How To Defer a Personal Loan Payment
It’s important to let your lender know if you have a problem repaying your loan on time. If you don’t inform them, they’ll consider this late payment as the start of a default.
Make a call, log in, or send an email giving reasons for deferred payments. This action doesn’t automatically guarantee you a waiver. A lender may not approve your deferment applications at once.
When seeking deferment, understand the rules. Know the dates when the deferment starts and ends and whether or not you will be charged interest over that time.
How Deferred Payments Affect Your Credit
Every month, your lender describes your payment as paid on time, deferred, paid late, or delinquent. This impacts your credit score.
Deferring a personal loan payment does not affect your credit score because your lender notifies credit institutions that they’ve approved the delay. Still, ensure that you go through your credit statements to verify that this has been properly recorded.
If you inform your lender about a deferment on time, they should work on your approval as soon as they can. If a lender approves your loan deferment, your credit is safe. However, if the lender rejects your deferment application, it impacts your credit score negatively.
Most of the time, lenders modify a borrower’s account to start the process of deferment. If you manage to get your funds together before your application is approved, it is best to make your payment instead.

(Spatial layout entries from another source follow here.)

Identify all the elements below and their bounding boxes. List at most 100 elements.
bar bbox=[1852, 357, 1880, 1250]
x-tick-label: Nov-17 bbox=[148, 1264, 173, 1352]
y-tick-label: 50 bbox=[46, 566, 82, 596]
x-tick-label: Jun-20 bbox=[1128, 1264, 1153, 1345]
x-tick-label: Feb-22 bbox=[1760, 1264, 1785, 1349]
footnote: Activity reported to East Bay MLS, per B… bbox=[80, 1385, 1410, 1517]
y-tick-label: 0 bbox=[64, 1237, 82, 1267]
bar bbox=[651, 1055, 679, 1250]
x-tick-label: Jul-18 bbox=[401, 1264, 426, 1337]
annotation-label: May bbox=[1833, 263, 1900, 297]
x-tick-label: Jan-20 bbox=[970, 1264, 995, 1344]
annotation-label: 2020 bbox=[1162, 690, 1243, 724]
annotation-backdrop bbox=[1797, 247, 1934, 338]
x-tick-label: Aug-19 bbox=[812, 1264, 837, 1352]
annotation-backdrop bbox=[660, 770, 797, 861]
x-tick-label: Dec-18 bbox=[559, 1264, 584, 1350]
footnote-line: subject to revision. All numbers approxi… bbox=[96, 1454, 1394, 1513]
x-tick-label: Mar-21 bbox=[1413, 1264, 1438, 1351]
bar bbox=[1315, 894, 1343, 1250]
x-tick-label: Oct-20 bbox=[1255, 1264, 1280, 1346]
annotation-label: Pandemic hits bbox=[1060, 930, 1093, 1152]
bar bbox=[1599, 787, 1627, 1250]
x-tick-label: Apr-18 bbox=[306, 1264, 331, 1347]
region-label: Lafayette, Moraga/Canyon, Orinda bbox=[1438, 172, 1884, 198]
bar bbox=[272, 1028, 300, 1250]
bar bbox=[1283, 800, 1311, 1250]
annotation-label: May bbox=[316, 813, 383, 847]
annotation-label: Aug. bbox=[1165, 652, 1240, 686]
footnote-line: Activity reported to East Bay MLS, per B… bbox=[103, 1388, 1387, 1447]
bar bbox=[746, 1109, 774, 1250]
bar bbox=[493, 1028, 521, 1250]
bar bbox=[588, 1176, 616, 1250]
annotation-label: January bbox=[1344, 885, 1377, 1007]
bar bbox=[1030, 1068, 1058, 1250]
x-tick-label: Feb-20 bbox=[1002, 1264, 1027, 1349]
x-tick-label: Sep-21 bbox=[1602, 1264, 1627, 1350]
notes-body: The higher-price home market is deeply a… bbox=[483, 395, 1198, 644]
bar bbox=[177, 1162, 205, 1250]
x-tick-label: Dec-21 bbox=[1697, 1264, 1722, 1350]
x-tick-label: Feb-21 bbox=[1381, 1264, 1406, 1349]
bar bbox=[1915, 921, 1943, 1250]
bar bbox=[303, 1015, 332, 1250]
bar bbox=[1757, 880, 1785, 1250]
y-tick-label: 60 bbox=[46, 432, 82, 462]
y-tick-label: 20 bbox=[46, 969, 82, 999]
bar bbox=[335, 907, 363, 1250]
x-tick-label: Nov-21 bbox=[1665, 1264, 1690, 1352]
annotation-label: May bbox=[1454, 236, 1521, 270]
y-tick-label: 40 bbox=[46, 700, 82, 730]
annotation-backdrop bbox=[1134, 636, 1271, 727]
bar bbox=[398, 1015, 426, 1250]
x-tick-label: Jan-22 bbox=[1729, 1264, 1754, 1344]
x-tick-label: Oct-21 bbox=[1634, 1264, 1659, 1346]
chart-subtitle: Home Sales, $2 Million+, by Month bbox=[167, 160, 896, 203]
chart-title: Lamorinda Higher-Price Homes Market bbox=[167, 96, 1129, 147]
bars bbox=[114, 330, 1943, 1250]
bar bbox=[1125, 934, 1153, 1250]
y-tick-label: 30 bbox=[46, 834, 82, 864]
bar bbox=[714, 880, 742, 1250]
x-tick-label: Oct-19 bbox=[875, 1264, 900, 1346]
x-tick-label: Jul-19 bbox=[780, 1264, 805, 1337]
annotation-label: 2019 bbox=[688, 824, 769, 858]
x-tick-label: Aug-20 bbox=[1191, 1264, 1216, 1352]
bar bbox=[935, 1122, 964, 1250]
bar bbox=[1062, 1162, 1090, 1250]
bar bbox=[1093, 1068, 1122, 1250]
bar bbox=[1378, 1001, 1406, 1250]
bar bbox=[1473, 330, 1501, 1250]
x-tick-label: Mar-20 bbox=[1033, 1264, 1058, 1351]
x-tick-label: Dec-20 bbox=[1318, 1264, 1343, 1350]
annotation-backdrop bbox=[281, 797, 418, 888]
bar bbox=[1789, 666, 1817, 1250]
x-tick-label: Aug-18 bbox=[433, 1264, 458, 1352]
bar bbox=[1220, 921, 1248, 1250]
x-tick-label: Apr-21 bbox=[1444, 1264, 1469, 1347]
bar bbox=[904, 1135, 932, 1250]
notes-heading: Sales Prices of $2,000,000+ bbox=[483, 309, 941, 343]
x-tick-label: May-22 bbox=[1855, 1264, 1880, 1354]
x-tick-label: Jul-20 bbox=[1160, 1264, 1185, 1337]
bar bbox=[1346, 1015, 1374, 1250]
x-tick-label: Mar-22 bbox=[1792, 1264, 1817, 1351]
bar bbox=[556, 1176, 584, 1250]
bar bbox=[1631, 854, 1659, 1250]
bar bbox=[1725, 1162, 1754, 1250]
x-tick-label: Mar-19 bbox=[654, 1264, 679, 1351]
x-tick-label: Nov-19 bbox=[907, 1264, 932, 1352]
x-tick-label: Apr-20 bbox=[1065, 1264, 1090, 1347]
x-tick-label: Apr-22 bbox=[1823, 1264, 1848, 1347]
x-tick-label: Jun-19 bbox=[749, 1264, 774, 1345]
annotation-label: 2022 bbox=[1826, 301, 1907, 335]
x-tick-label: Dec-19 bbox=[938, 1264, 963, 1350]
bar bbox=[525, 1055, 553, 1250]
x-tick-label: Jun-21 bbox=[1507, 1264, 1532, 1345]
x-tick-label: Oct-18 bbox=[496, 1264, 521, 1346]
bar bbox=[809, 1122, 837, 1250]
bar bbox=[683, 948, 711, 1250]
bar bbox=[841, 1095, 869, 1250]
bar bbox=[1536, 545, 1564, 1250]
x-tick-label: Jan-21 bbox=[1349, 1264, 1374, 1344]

Keep in mind that you must apply for another deferment if the initial one ends and you still cannot make your payment. You may pay late fees if you forget to reapply, which will hurt your credit score.
Legal Action Against Loan Defaulters
It is a civil crime to default on a loan. But it is not a criminal offense. So, there is no police arrest. The defaulters are, however, responsible for clearing off the debts they owe.
When you fail to pay the equated monthly installment, the lender will send you a notification. If thirty days elapse with no response, the lender will send a notice to your address. If you fail to respond, the lender has the legal right to engage debt collectors.
A lender will state your credit scores as “written off” to the bureau if 180 days elapse before payment. They may also file a case against the defaulter to get their money back.
Debt Consolidation Loans for Blacklisted Clients
Debt consolidation is the act of getting a new loan to settle multiple debts. You pay off several smaller debts with a larger loan, leaving you with just one loan to worry about. This can be a good idea, especially if you can replace your debts with a loan at a lower interest rate.
If you are a blacklisted customer, and you feel that a consolidated loan might pull you out of a cycle of debt, then speak with multiple lenders to see if they will pre-qualify you for a loan. If the loan is not urgent, work on your credit score to have a better chance to qualify at a lower rate and for the loan amount you need.
If you are a salaried worker, a 401k loan for debt consolidation allows clients to borrow funds from their retirement savings account. Depending on your employer’s plan, you can pledge as much as 50% of your savings or up to $50,000 a year.
Other Options to Cut Costs During The COVID-19 Crisis
- Merge or refinance loans. Look for lenders offering low interest rates.
- Look for help from a charity or religious organization that may be able to support you.
- Some lending institutions offer hardship curriculums. You can seek immediate help from them.
- Check for government help. There might be incentive packages for those in hardship.
- There is an expansion of unemployment benefits for persons sent home due to the pandemic.
No one is immune to a financial crisis. When in financial hardship, do not be afraid to let your lender know about your situation. Work out a deferment plan together and get temporary relief as you get back on your feet.